U.S Court curbs FBI powers granted in Patriot Act
[TamilNet, Thursday, 30 September 2004, 00:12 GMT]
Federal judge Victor Marrero, who presides U.S. District Court in New York City, struck down Wednesday a key part of the U.S. Patriot Act, which granted to the FBI surveillance powers to demand company records from businesses without court approval, as unconstitutional, media reports in the U.S said.
"The legislation bars companies and other recipients of these subpoenas from ever revealing that they received the FBI demand for records. Marreo held that this permanent ban was a violation of free-speech rights, CNN website reported.
The provisions of the Act had been challenged by the American Civil Liberties Union (ACLU).

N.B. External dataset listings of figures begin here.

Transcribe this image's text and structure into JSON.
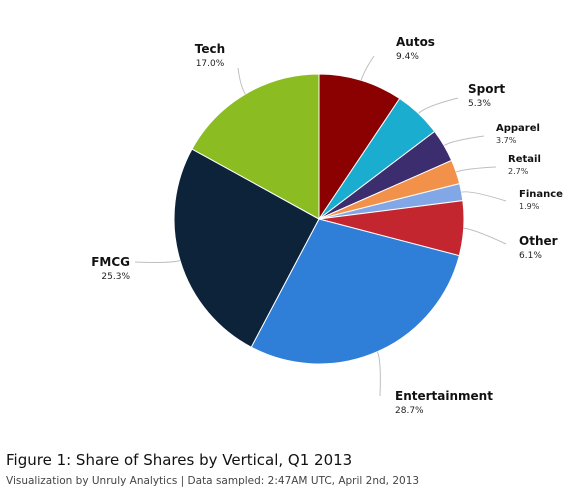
{
  "chart_data": {
    "type": "pie",
    "categories": [
      "Autos",
      "Sport",
      "Apparel",
      "Retail",
      "Finance",
      "Other",
      "Entertainment",
      "FMCG",
      "Tech"
    ],
    "values": [
      9.4,
      5.3,
      3.7,
      2.7,
      1.9,
      6.1,
      28.7,
      25.3,
      17.0
    ],
    "value_labels": [
      "9.4%",
      "5.3%",
      "3.7%",
      "2.7%",
      "1.9%",
      "6.1%",
      "28.7%",
      "25.3%",
      "17.0%"
    ],
    "colors": [
      "#8b0000",
      "#1badcf",
      "#3b2d6e",
      "#f2914a",
      "#82a7e6",
      "#c3262e",
      "#2f7ed8",
      "#0d233a",
      "#8bbc21"
    ],
    "start_angle_deg": 0,
    "direction": "clockwise"
  },
  "caption": {
    "title": "Figure 1: Share of Shares by Vertical, Q1 2013",
    "subtitle": "Visualization by Unruly Analytics | Data sampled: 2:47AM UTC, April 2nd, 2013"
  }
}
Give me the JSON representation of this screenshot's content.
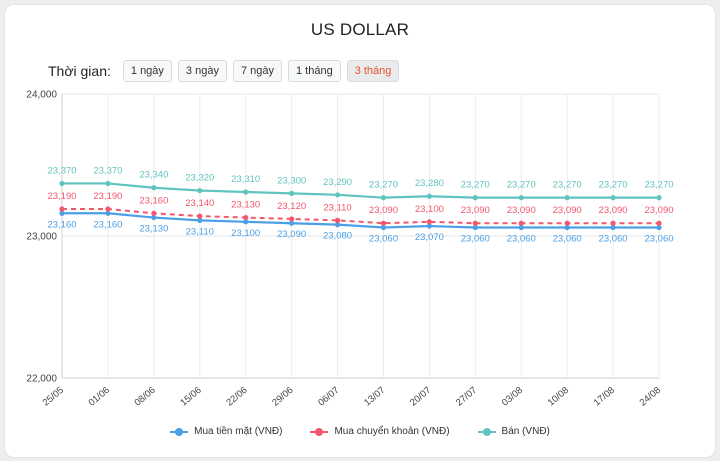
{
  "header": {
    "title": "US DOLLAR"
  },
  "range": {
    "label": "Thời gian:",
    "options": [
      "1 ngày",
      "3 ngày",
      "7 ngày",
      "1 tháng",
      "3 tháng"
    ],
    "selected": "3 tháng"
  },
  "chart_data": {
    "type": "line",
    "title": "US DOLLAR",
    "categories": [
      "25/05",
      "01/06",
      "08/06",
      "15/06",
      "22/06",
      "29/06",
      "06/07",
      "13/07",
      "20/07",
      "27/07",
      "03/08",
      "10/08",
      "17/08",
      "24/08"
    ],
    "ylim": [
      22000,
      24000
    ],
    "yticks": [
      "22,000",
      "23,000",
      "24,000"
    ],
    "grid": true,
    "legend_position": "bottom",
    "series": [
      {
        "name": "Mua tiền mặt (VNĐ)",
        "color": "#4a9fe6",
        "style": "solid",
        "values": [
          23160,
          23160,
          23130,
          23110,
          23100,
          23090,
          23080,
          23060,
          23070,
          23060,
          23060,
          23060,
          23060,
          23060
        ],
        "labels": [
          "23,160",
          "23,160",
          "23,130",
          "23,110",
          "23,100",
          "23,090",
          "23,080",
          "23,060",
          "23,070",
          "23,060",
          "23,060",
          "23,060",
          "23,060",
          "23,060"
        ]
      },
      {
        "name": "Mua chuyển khoản (VNĐ)",
        "color": "#f2576c",
        "style": "dashed",
        "values": [
          23190,
          23190,
          23160,
          23140,
          23130,
          23120,
          23110,
          23090,
          23100,
          23090,
          23090,
          23090,
          23090,
          23090
        ],
        "labels": [
          "23,190",
          "23,190",
          "23,160",
          "23,140",
          "23,130",
          "23,120",
          "23,110",
          "23,090",
          "23,100",
          "23,090",
          "23,090",
          "23,090",
          "23,090",
          "23,090"
        ]
      },
      {
        "name": "Bán (VNĐ)",
        "color": "#5fc3bf",
        "style": "solid",
        "values": [
          23370,
          23370,
          23340,
          23320,
          23310,
          23300,
          23290,
          23270,
          23280,
          23270,
          23270,
          23270,
          23270,
          23270
        ],
        "labels": [
          "23,370",
          "23,370",
          "23,340",
          "23,320",
          "23,310",
          "23,300",
          "23,290",
          "23,270",
          "23,280",
          "23,270",
          "23,270",
          "23,270",
          "23,270",
          "23,270"
        ]
      }
    ]
  }
}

Although the ACLU's suit was filed on behalf of an Internet access firm, the ruling could apply to other entities that have received FBI secretive subpoenas, known as national security letters.
"This is a landmark victory against the Justice Department's misguided attempt to intrude into the lives of innocent Americans in the name of national security. Even now, some in Congress are trying to pass additional intrusive law enforcement powers. This decision should put a halt to those efforts," Aljazeera website quoted ACLU Executive Director Anthony Romero as saying.
The ruling was the latest blow to the Bush administration's antiterrorism policies.
In June, the U.S. Supreme Court ruled that terror suspects being held in U.S. facilities like Guantanamo Bay, Cuba, can use the American judicial system to challenge their confinement. That ruling was a defeat for the president's assertion of sweeping powers to hold "enemy combatants" indefinitely after the Sept. 11, 2001, attacks.
In January Judge Audrey Collins in Los Angeles declared Patriot Act's addition of "expert advice and assistance" to the definition of material support was unconstitutionally vague. Judge Collins enjoined the U.S.Government from enforcing the USA PATRIOT Act's prohibition on providing 'expert advice or assistance' to foreign terrorist organizations against the plaintiffs Ralph Fertig, Dr. Jeyalingam, the Humanitarian Law Project, the Ilankai Thamil Sangam and its members, and the Tamil Welfare and Human Rights Committee and its members.
"It is the first time that a court has struck down a portion of the controversial law approved by Congress six weeks after the September 11, 2001 attacks," Washington Post said of Judge Collins ruling.